Neue Hoffnung auf Konjunkturerholung lässt Renten sinken
Frankfurt (Reuters) - Neue Hinweise auf eine Stabilisierung der weltweiten Konjunktur haben am Dienstag für Verkaufsdruck an den Rentenmärkten gesorgt.
Händler verwiesen darauf, dass Konjunkturdaten aus den USA besser als erwartet ausgefallen seien und die US-Großbank Goldman Sachs mit ihrer Zwischenbilanz positiv überrascht habe. Aus Asien vermeldete Singapur ein gut 20-prozentiges Wirtschaftswachstum im zweiten Quartal. Ein Wehmutstropfen kam allerdings aus Deutschland, wo die ZEW-Konjunkturerwartungen entgegen der Prognosen zurückgingen.

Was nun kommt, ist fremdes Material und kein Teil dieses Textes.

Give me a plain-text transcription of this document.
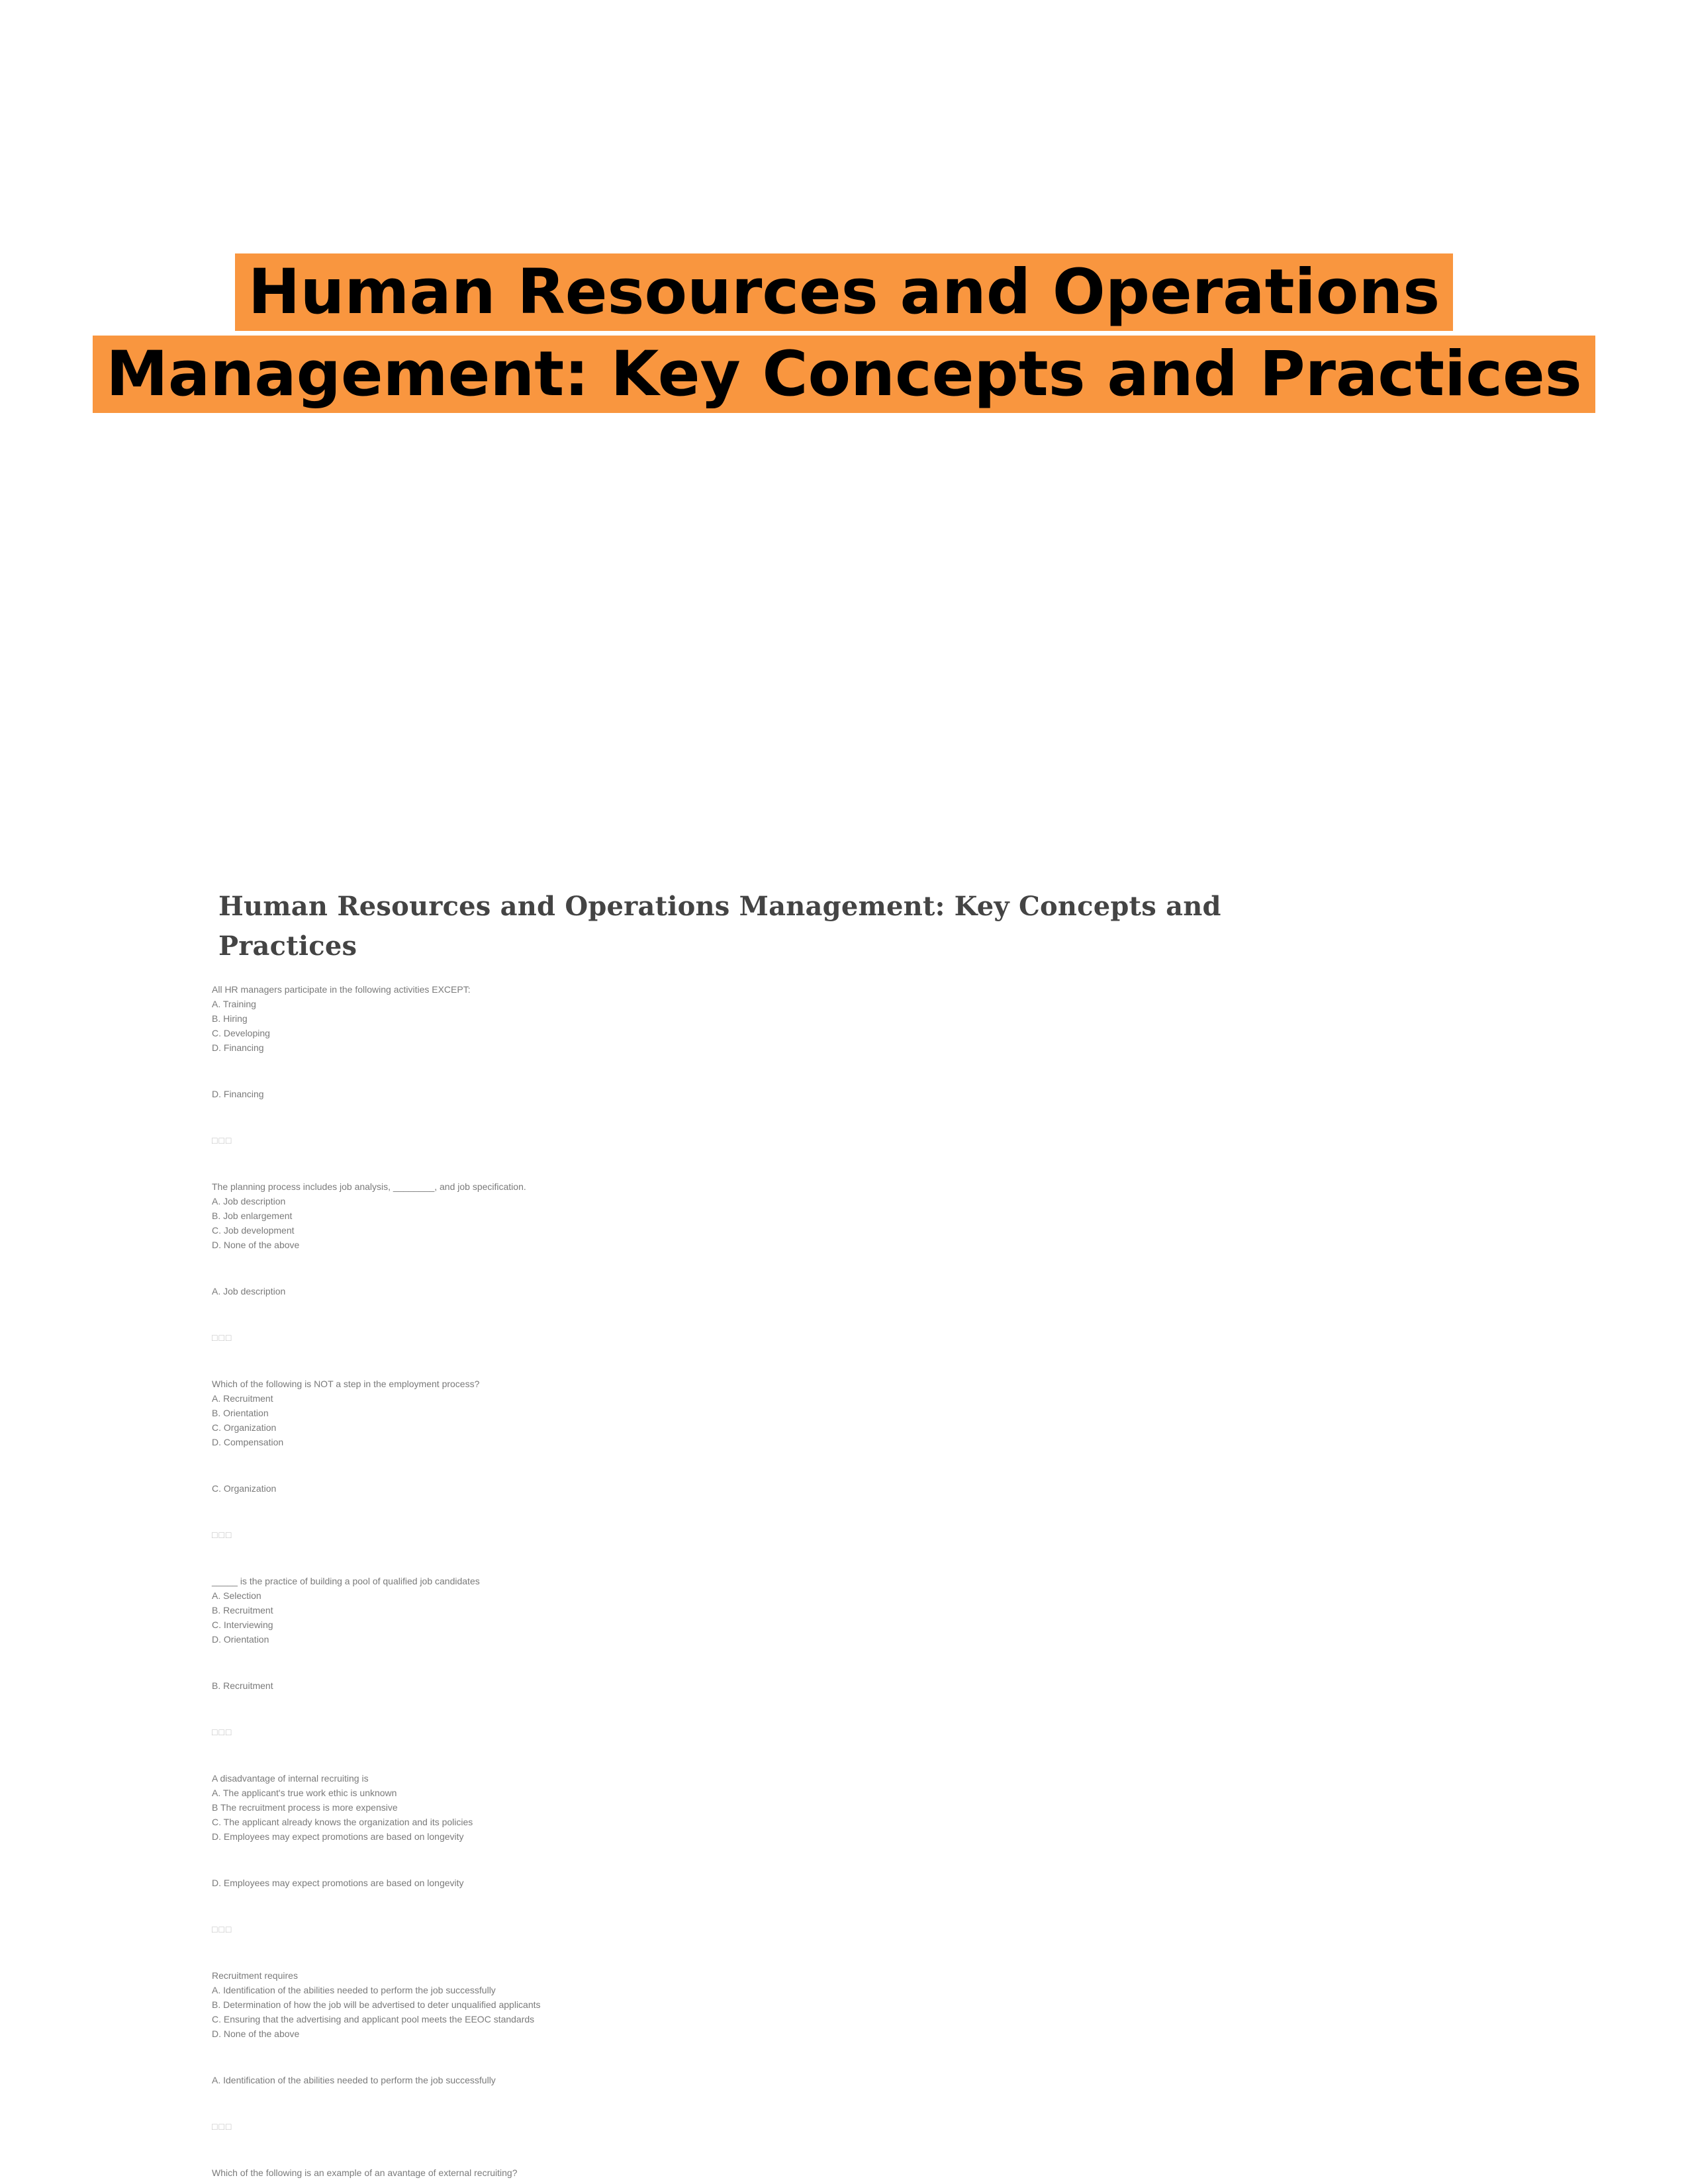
Human Resources and Operations
Management: Key Concepts and Practices
Human Resources and Operations Management: Key Concepts and Practices
All HR managers participate in the following activities EXCEPT:
A. Training
B. Hiring
C. Developing
D. Financing
D. Financing
□□□
The planning process includes job analysis, ________, and job specification.
A. Job description
B. Job enlargement
C. Job development
D. None of the above
A. Job description
□□□
Which of the following is NOT a step in the employment process?
A. Recruitment
B. Orientation
C. Organization
D. Compensation
C. Organization
□□□
_____ is the practice of building a pool of qualified job candidates
A. Selection
B. Recruitment
C. Interviewing
D. Orientation
B. Recruitment
□□□
A disadvantage of internal recruiting is
A. The applicant's true work ethic is unknown
B The recruitment process is more expensive
C. The applicant already knows the organization and its policies
D. Employees may expect promotions are based on longevity
D. Employees may expect promotions are based on longevity
□□□
Recruitment requires
A. Identification of the abilities needed to perform the job successfully
B. Determination of how the job will be advertised to deter unqualified applicants
C. Ensuring that the advertising and applicant pool meets the EEOC standards
D. None of the above
A. Identification of the abilities needed to perform the job successfully
□□□
Which of the following is an example of an avantage of external recruiting?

Der Bund-Future fiel um bis zu 80 Ticks auf 121,49 Zähler. Die zehnjährige Bundesanleihe gab 63 Ticks auf 101,25 Zähler nach und rentierte mit 3,348 Prozent.
"Immer mehr Wirtschaftsdaten fallen besser als erwartet aus, und sogar der ZEW ist immer noch auf einem sehr hohen Niveau", sagte der Chefstratege der Bremer Landesbank, Folker Hellmeyer. "Offenbar sehen wir eine nachhaltige Stabilisierung der Wirtschaft, und die Märkte verarbeiten das ohne Euphorie."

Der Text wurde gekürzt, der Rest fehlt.